Ha pasado lo peor: revisas tus plantas y ves hojas marchitas, quemadas por el sol, con bordes quebradizos y marrones. Si las has dejado demasiado expuestas, podrían volverse amarillas o blancas.
Otras causas provocan marchitamiento o decoloración, pero el daño por calor es inconfundible: afecta solo las hojas superiores expuestas. Como jardinero experimentado, seguro has lidiado con esto. Perder plantas por calor es frustrante, pero no entres en pánico. Esta guía práctica, basada en técnicas probadas, te enseña a revivirlas paso a paso.
¿Por qué se produce el daño por calor?

El daño por calor es común a finales de primavera y verano, cuando los rayos solares son más intensos. Afecta tanto a plantas de interior como exteriores. En interiores, el aumento de luz quema plantas como la calathea, que toleran bien la sombra invernal pero no el sol directo.
En exteriores, ocurre al inicio de la temporada cálida, cuando las plantas no han desarrollado suficiente follaje protector. Los tomates son especialmente vulnerables, lo que reduce su producción de frutos. Sacar plantas de interior sin aclimatarlas también causa este problema.
Materiales necesarios

Revivir plantas dañadas por calor es sencillo con las herramientas adecuadas. Aquí la lista esencial:
- Telas de jardín, mallas de sombra o sábanas
- Cuerdas o bridas
- Aros de jardín o tubería PVC (opcional)
- Mantillo
Paso 1: Mover la planta a la sombra

Primero, aléjala del sol directo.

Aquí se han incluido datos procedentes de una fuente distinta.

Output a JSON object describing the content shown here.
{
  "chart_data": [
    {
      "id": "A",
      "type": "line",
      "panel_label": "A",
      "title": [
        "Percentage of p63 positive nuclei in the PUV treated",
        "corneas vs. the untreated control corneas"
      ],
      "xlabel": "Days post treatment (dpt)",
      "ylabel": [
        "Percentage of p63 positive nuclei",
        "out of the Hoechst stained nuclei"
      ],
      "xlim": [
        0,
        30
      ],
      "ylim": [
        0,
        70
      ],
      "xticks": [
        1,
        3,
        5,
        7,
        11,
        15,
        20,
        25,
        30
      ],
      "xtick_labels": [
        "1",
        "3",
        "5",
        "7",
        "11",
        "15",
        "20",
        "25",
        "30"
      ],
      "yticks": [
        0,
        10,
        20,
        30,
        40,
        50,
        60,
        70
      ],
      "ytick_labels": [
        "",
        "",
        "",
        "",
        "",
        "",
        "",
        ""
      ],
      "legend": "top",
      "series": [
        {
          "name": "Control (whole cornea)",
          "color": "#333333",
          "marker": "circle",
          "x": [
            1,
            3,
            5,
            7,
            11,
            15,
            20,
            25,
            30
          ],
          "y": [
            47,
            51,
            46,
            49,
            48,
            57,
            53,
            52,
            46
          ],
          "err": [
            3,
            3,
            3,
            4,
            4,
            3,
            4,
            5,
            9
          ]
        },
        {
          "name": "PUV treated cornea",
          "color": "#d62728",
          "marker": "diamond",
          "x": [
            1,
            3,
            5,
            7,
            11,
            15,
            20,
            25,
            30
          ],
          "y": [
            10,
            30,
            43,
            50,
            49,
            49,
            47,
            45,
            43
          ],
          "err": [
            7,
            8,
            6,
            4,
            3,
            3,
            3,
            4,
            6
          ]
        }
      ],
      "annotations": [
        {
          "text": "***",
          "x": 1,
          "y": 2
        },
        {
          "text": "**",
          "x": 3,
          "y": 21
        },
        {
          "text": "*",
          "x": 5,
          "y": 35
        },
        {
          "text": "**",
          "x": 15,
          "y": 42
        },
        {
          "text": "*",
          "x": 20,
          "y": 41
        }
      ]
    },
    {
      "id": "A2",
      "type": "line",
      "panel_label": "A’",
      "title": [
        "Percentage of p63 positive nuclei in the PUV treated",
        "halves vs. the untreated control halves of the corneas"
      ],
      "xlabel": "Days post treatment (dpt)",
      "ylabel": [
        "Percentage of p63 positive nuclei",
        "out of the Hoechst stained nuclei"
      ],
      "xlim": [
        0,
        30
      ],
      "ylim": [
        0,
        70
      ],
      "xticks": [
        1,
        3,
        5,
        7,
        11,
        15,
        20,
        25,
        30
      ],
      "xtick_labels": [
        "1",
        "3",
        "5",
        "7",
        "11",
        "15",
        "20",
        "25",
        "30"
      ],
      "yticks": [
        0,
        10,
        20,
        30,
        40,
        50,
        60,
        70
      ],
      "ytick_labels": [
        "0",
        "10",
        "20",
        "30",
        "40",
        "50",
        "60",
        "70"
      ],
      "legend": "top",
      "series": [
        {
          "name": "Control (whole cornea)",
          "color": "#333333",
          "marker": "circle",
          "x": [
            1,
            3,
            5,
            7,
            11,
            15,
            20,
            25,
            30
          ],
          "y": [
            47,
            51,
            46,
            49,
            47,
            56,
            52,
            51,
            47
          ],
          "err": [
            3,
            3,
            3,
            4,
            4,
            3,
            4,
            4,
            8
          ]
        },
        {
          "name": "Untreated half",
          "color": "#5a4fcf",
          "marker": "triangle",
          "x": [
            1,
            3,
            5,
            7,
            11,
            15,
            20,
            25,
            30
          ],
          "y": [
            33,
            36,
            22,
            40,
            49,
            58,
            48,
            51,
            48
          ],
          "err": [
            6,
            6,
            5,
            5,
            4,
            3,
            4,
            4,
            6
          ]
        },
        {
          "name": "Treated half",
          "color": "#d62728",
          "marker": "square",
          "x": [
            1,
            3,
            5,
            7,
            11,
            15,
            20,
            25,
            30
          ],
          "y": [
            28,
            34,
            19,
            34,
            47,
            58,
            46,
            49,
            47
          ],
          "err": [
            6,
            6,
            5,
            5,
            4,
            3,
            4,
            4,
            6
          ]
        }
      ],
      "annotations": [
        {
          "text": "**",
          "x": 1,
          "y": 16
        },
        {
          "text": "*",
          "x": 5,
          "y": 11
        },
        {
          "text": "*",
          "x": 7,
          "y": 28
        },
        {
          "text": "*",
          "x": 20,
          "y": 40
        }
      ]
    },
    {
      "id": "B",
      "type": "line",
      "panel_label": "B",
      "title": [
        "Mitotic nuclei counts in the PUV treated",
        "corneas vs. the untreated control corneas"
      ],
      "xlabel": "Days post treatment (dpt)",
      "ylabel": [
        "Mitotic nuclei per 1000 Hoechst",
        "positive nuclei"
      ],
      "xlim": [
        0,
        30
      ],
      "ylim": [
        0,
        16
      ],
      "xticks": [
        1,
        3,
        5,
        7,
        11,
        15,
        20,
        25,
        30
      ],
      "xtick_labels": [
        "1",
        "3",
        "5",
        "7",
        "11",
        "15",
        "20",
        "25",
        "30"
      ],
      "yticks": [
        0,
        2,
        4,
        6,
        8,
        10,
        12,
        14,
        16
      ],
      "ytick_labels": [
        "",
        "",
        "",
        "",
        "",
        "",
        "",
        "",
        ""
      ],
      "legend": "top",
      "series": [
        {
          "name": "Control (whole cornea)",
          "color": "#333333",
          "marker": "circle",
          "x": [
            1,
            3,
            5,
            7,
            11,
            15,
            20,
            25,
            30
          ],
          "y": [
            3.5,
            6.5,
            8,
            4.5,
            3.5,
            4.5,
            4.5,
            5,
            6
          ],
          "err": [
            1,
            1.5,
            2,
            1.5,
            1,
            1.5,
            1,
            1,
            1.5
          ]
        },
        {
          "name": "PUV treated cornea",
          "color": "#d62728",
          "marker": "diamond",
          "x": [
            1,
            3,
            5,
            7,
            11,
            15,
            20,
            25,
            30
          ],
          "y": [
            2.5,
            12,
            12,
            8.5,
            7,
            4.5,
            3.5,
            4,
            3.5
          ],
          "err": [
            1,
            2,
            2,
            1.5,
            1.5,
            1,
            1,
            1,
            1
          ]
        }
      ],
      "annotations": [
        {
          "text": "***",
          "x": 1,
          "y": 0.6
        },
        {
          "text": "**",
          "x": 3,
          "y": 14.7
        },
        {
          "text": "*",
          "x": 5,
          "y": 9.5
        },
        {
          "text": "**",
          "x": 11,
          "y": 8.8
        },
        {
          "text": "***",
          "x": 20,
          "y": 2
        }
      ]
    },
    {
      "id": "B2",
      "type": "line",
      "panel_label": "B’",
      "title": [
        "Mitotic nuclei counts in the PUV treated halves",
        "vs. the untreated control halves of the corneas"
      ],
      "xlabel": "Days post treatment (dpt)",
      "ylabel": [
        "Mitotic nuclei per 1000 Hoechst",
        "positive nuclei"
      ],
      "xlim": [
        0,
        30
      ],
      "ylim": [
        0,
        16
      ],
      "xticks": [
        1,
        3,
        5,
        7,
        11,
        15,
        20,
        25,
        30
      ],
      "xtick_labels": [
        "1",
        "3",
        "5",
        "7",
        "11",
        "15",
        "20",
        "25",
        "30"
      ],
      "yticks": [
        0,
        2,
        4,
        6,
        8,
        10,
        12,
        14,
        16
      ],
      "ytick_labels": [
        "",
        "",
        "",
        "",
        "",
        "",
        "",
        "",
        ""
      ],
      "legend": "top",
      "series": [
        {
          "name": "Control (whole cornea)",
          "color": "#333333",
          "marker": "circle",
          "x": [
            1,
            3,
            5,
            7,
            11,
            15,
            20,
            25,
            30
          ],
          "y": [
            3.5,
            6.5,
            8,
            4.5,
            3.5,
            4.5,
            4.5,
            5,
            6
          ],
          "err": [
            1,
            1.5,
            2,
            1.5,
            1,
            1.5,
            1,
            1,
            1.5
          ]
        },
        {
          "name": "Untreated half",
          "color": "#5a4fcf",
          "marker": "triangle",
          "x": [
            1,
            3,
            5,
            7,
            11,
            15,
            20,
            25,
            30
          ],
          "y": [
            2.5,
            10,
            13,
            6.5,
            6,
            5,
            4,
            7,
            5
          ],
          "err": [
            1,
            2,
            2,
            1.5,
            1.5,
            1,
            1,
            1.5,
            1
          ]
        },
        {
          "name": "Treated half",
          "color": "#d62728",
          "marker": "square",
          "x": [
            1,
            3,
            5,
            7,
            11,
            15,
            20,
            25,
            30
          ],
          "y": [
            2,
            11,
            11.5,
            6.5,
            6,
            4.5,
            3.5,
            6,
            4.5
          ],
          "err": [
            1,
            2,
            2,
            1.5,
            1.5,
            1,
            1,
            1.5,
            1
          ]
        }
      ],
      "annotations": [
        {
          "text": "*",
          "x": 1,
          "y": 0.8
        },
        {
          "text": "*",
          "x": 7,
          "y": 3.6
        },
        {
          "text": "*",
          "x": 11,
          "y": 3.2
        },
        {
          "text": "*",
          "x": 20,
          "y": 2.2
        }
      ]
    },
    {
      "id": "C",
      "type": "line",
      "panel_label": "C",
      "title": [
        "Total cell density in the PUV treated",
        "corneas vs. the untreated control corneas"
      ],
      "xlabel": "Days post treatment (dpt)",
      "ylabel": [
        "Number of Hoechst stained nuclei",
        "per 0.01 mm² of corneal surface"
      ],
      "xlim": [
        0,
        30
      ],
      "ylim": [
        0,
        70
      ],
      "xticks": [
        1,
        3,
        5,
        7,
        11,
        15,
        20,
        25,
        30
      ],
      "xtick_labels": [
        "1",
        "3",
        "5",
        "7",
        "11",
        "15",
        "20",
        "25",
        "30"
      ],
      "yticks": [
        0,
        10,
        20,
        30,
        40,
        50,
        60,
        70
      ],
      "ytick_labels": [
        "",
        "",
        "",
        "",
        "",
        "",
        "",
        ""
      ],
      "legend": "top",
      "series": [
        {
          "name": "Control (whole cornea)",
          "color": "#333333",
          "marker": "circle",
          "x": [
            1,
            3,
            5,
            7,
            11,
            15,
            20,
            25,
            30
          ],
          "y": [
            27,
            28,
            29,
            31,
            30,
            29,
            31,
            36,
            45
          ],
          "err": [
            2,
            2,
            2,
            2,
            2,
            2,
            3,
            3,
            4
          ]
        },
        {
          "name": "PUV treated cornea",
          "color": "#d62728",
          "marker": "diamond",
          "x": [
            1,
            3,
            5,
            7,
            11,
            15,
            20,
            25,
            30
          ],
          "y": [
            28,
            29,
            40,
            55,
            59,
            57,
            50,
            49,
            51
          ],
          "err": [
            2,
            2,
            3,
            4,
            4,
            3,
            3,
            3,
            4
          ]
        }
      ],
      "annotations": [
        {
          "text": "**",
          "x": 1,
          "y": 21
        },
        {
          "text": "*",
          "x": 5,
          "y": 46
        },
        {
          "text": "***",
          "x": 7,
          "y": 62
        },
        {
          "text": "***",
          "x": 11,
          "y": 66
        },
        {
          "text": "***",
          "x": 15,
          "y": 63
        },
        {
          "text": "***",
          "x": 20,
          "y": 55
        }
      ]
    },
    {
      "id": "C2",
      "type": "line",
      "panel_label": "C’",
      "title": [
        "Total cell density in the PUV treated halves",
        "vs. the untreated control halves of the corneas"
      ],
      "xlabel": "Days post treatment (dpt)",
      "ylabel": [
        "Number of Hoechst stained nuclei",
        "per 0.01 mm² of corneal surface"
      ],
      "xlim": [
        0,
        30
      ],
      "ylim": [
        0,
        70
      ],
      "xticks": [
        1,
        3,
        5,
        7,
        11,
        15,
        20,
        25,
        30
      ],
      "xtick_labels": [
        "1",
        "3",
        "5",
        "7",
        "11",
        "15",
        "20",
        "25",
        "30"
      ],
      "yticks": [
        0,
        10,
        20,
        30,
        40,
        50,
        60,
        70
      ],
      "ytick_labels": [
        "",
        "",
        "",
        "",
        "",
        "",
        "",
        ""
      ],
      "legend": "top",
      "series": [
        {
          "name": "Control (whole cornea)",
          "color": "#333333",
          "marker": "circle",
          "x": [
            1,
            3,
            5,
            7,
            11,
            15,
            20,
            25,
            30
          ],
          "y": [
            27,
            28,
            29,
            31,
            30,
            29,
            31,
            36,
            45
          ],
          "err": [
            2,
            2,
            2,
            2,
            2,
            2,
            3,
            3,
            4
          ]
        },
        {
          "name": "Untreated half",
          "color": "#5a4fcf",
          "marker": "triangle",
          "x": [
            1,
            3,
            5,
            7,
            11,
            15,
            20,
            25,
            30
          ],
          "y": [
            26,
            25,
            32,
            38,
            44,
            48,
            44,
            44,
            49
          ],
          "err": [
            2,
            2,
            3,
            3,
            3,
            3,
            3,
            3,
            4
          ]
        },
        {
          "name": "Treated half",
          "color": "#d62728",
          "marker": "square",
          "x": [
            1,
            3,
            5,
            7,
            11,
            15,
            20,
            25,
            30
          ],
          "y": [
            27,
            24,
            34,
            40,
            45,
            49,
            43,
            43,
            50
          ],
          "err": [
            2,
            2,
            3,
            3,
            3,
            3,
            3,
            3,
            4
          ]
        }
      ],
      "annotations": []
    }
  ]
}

Para plantas en maceta, trasládala a un sitio sombreado.
En interiores, retírala de la ventana o usa cortinas. Colócala detrás de otra planta para sombra natural.
En exteriores, ponla contra una pared norte o bajo sombrillas, toldos o repisas.
Paso 2: Cubrir la planta

Para plantas fijas o difíciles de mover, cúbre-las con tela de sombra, malla o sábanas. Asegura sin tocar las hojas, dejando espacio para ventilación.
Usa aros o PVC para estructuras permanentes. Las cubiertas de fila protegen también de plagas y viento.
Paso 3: Aplicar mantillo

El mantillo sombread las raíces y retiene humedad, ideal para interiores y exteriores. En macetas interiores, úsalo con moderación para evitar pudrición. En exteriores, reduce malas hierbas.
Paso 4: Esperar y aclimatar

No actúes en exceso. Las quemaduras no revierten, pero la planta se recupera. Espera al atardecer para regar y evitar evaporación. No podes hojas dañadas aún: protegen el resto. Evita fertilizantes en olas de calor.
Paso 5: Regar adecuadamente

Verifica si falta agua (marchitamiento por exceso también ocurre). Riega profundo por la mañana. Si el suelo está seco y hojas persisten marchitas, hidrata bien.
Paso 6: Mantener y prevenir

Riega según necesidades, deja caer hojas muertas naturally. Poda después de recuperación. Actúa rápido para mejor pronóstico. En frutales, nueva fruta crecerá sana.
Paso 7: Aclimatar gradualmente

Para traslados, hazlo progresivo: horas diarias en nuevo sitio, con sombra matutina. Ideal para plantas de baja luz.
¿Ola de calor? ¡Salva tus plantas!
El daño por calor no se revierte, pero con estos pasos, muchas plantas renacen. Hojas dañadas caen y brota follaje nuevo. ¿Has revivido alguna? ¡Comparte en comentarios!